With loosened hair, half undressed, she sits before the fire, with her bare feet resting on the bear-skin. "Ah, it was lovely!" A great embarrassment robs her of breath. Again she looks at her hand. "He loves me!" And suddenly an uneasiness, something like dissatisfaction, creeps over her. Why had he not immediately told her that he loved her? Why had he not drawn her to his breast and kissed her?

She kneels down on the bear-skin, draws the shaggy head of the beast to her breast, and kisses it on the forehead.


"Why are you so out of temper; is anything the matter?"

This question Karl Bärenburg hears to annoyance in the days which follow his visit in the Avenue Wagram. And old friend even asked him: "Have you gambling debts? Confide in me."

He looks badly, and his manner is absent-minded.

He does not show himself in the Avenue Wagram. The recollection of the scene with Mascha is painful to him. He repeats to himself incessantly that he has behaved perfectly correctly, that every other man would have taken the situation differently. He would have given his life for a kiss, and--really, she would not have fought against it. To have renounced that was an heroic deed which bordered on quixotism. Why, then, was he not satisfied with himself?

He was not a bad, but only a weak, wavering man, a man without any originality, who, of his own inclination, had courage neither to do anything good nor bad which was not on the fixed programme of life of his companions in rank.

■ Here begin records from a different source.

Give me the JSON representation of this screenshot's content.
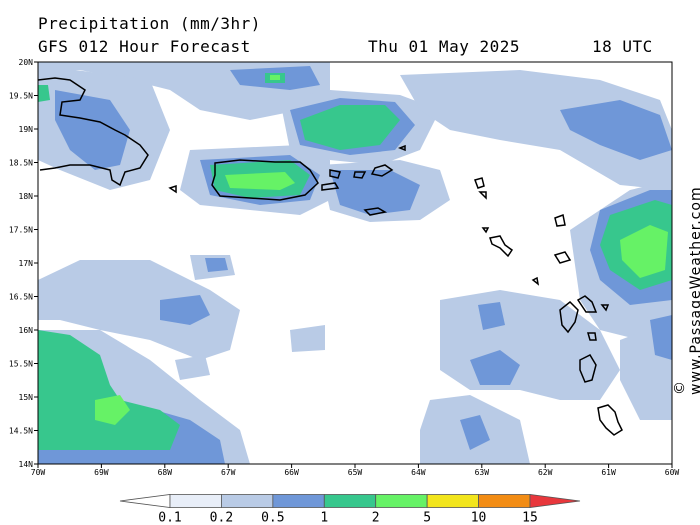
{
  "header": {
    "title": "Precipitation (mm/3hr)",
    "subtitle": "GFS 012 Hour Forecast",
    "date": "Thu 01 May 2025",
    "time": "18 UTC"
  },
  "credit": "© www.PassageWeather.com",
  "map": {
    "lon_range": [
      -70,
      -60
    ],
    "lat_range": [
      14,
      20
    ],
    "x_ticks": [
      "70W",
      "69W",
      "68W",
      "67W",
      "66W",
      "65W",
      "64W",
      "63W",
      "62W",
      "61W",
      "60W"
    ],
    "y_ticks": [
      "20N",
      "19.5N",
      "19N",
      "18.5N",
      "18N",
      "17.5N",
      "17N",
      "16.5N",
      "16N",
      "15.5N",
      "15N",
      "14.5N",
      "14N"
    ]
  },
  "legend": {
    "labels": [
      "0.1",
      "0.2",
      "0.5",
      "1",
      "2",
      "5",
      "10",
      "15"
    ],
    "colors": [
      "#ffffff",
      "#e8eef8",
      "#b9cbe6",
      "#6f97d8",
      "#37c78d",
      "#66f266",
      "#f2e51c",
      "#f28c14",
      "#e8373c"
    ]
  }
}
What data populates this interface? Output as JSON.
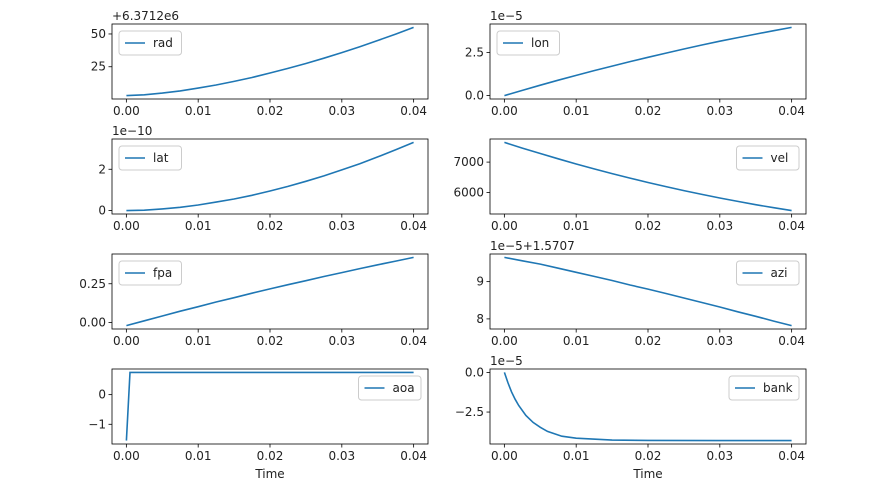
{
  "chart_data": [
    {
      "type": "line",
      "name": "rad",
      "legend": "rad",
      "legend_loc": "upper-left",
      "offset_text": "+6.3712e6",
      "xlabel": "",
      "x": [
        0,
        0.0025,
        0.005,
        0.0075,
        0.01,
        0.0125,
        0.015,
        0.0175,
        0.02,
        0.0225,
        0.025,
        0.0275,
        0.03,
        0.0325,
        0.035,
        0.0375,
        0.04
      ],
      "y": [
        3,
        3.6,
        4.9,
        6.6,
        8.7,
        11.1,
        13.8,
        16.8,
        20.2,
        23.7,
        27.5,
        31.5,
        35.8,
        40.3,
        45.0,
        49.9,
        55
      ],
      "yticks": [
        25,
        50
      ],
      "ytick_labels": [
        "25",
        "50"
      ]
    },
    {
      "type": "line",
      "name": "lon",
      "legend": "lon",
      "legend_loc": "upper-left",
      "offset_text": "1e−5",
      "xlabel": "",
      "x": [
        0,
        0.0025,
        0.005,
        0.0075,
        0.01,
        0.0125,
        0.015,
        0.0175,
        0.02,
        0.0225,
        0.025,
        0.0275,
        0.03,
        0.0325,
        0.035,
        0.0375,
        0.04
      ],
      "y": [
        0,
        0.3,
        0.6,
        0.89,
        1.17,
        1.45,
        1.71,
        1.97,
        2.22,
        2.46,
        2.7,
        2.93,
        3.15,
        3.36,
        3.56,
        3.76,
        3.95
      ],
      "yticks": [
        0,
        2.5
      ],
      "ytick_labels": [
        "0.0",
        "2.5"
      ]
    },
    {
      "type": "line",
      "name": "lat",
      "legend": "lat",
      "legend_loc": "upper-left",
      "offset_text": "1e−10",
      "xlabel": "",
      "x": [
        0,
        0.0025,
        0.005,
        0.0075,
        0.01,
        0.0125,
        0.015,
        0.0175,
        0.02,
        0.0225,
        0.025,
        0.0275,
        0.03,
        0.0325,
        0.035,
        0.0375,
        0.04
      ],
      "y": [
        0,
        0.02,
        0.08,
        0.16,
        0.27,
        0.41,
        0.56,
        0.74,
        0.95,
        1.17,
        1.42,
        1.68,
        1.97,
        2.27,
        2.6,
        2.94,
        3.3
      ],
      "yticks": [
        0,
        2
      ],
      "ytick_labels": [
        "0",
        "2"
      ]
    },
    {
      "type": "line",
      "name": "vel",
      "legend": "vel",
      "legend_loc": "upper-right",
      "offset_text": "",
      "xlabel": "",
      "x": [
        0,
        0.0025,
        0.005,
        0.0075,
        0.01,
        0.0125,
        0.015,
        0.0175,
        0.02,
        0.0225,
        0.025,
        0.0275,
        0.03,
        0.0325,
        0.035,
        0.0375,
        0.04
      ],
      "y": [
        7650,
        7463,
        7283,
        7108,
        6939,
        6777,
        6622,
        6473,
        6327,
        6192,
        6059,
        5933,
        5814,
        5702,
        5596,
        5494,
        5400
      ],
      "yticks": [
        6000,
        7000
      ],
      "ytick_labels": [
        "6000",
        "7000"
      ]
    },
    {
      "type": "line",
      "name": "fpa",
      "legend": "fpa",
      "legend_loc": "upper-left",
      "offset_text": "",
      "xlabel": "",
      "x": [
        0,
        0.0025,
        0.005,
        0.0075,
        0.01,
        0.0125,
        0.015,
        0.0175,
        0.02,
        0.0225,
        0.025,
        0.0275,
        0.03,
        0.0325,
        0.035,
        0.0375,
        0.04
      ],
      "y": [
        -0.02,
        0.011,
        0.042,
        0.073,
        0.102,
        0.132,
        0.16,
        0.189,
        0.217,
        0.244,
        0.27,
        0.297,
        0.322,
        0.348,
        0.372,
        0.396,
        0.42
      ],
      "yticks": [
        0,
        0.25
      ],
      "ytick_labels": [
        "0.00",
        "0.25"
      ]
    },
    {
      "type": "line",
      "name": "azi",
      "legend": "azi",
      "legend_loc": "upper-right",
      "offset_text": "1e−5+1.5707",
      "xlabel": "",
      "x": [
        0,
        0.0025,
        0.005,
        0.0075,
        0.01,
        0.0125,
        0.015,
        0.0175,
        0.02,
        0.0225,
        0.025,
        0.0275,
        0.03,
        0.0325,
        0.035,
        0.0375,
        0.04
      ],
      "y": [
        9.65,
        9.56,
        9.47,
        9.36,
        9.25,
        9.14,
        9.03,
        8.91,
        8.8,
        8.68,
        8.56,
        8.44,
        8.32,
        8.19,
        8.07,
        7.94,
        7.82
      ],
      "yticks": [
        8,
        9
      ],
      "ytick_labels": [
        "8",
        "9"
      ]
    },
    {
      "type": "line",
      "name": "aoa",
      "legend": "aoa",
      "legend_loc": "upper-right",
      "offset_text": "",
      "xlabel": "Time",
      "x": [
        0,
        0.0005,
        0.04
      ],
      "y": [
        -1.55,
        0.75,
        0.75
      ],
      "yticks": [
        -1,
        0
      ],
      "ytick_labels": [
        "−1",
        "0"
      ]
    },
    {
      "type": "line",
      "name": "bank",
      "legend": "bank",
      "legend_loc": "upper-right",
      "offset_text": "1e−5",
      "xlabel": "Time",
      "x": [
        0,
        0.0005,
        0.001,
        0.0015,
        0.002,
        0.003,
        0.004,
        0.005,
        0.006,
        0.008,
        0.01,
        0.015,
        0.02,
        0.03,
        0.04
      ],
      "y": [
        0,
        -0.66,
        -1.22,
        -1.69,
        -2.09,
        -2.72,
        -3.15,
        -3.46,
        -3.72,
        -4.02,
        -4.15,
        -4.27,
        -4.29,
        -4.3,
        -4.3
      ],
      "yticks": [
        -2.5,
        0
      ],
      "ytick_labels": [
        "−2.5",
        "0.0"
      ]
    }
  ],
  "shared_x": {
    "xlim": [
      -0.002,
      0.042
    ],
    "xticks": [
      0,
      0.01,
      0.02,
      0.03,
      0.04
    ],
    "xtick_labels": [
      "0.00",
      "0.01",
      "0.02",
      "0.03",
      "0.04"
    ]
  },
  "colors": {
    "line": "#1f77b4"
  }
}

Still, he had fallen desperately in love with this little Russian. It was really fatal, for he could not marry her. In principle he was resolved to marry, to marry soon; he was urged on all sides to marry. What could he wish better than Sylvia Anthropos? She was beautiful, wealthy, of very good family, and, more than all this, she was wise, practical, and possessed the strength of will which he lacked. She would take the responsibility of his existence upon herself, think for him, act for him, resolve for him. There had formerly been a time when he was one of her most ardent admirers. She had refused him, but that was long ago, full three years, and in the life of a young diplomat that is an eternity. She had done her best to recompense him for her former unkindness and win him back; but the charm was gone. He knew that if he offered her his hand to-day it would not be refused. But never had he felt such a warm feeling for any one as for Mascha. With all her unconventional impulsiveness, her lack of restraint and social routine, her physical and moral personality was yet penetrated by such a subtle refinement! Shame, eternal shame! Well, he did not need to decide to-day or to-morrow. Perhaps it would pass. Before he had made up his mind he courted Sylvia Anthropos, and in a sympathetic hour, in the Hôtel Meurice, she laughed at him quite unexpectedly, and suddenly resting her large eyes very seductively upon him, she said: "You good, faithful, stupid man! Can you then never find courage to tell me that you love me?"

When, about an hour later, he left the Hôtel Meurice he was betrothed, and carried away with him a comfortable feeling of general satisfaction with himself. At least, all was now settled!

Between his betrothal and the moment when he had murmured to Mascha, "If you ever need a man who would go through fire for you, you know where to seek him!" scarcely five days had elapsed!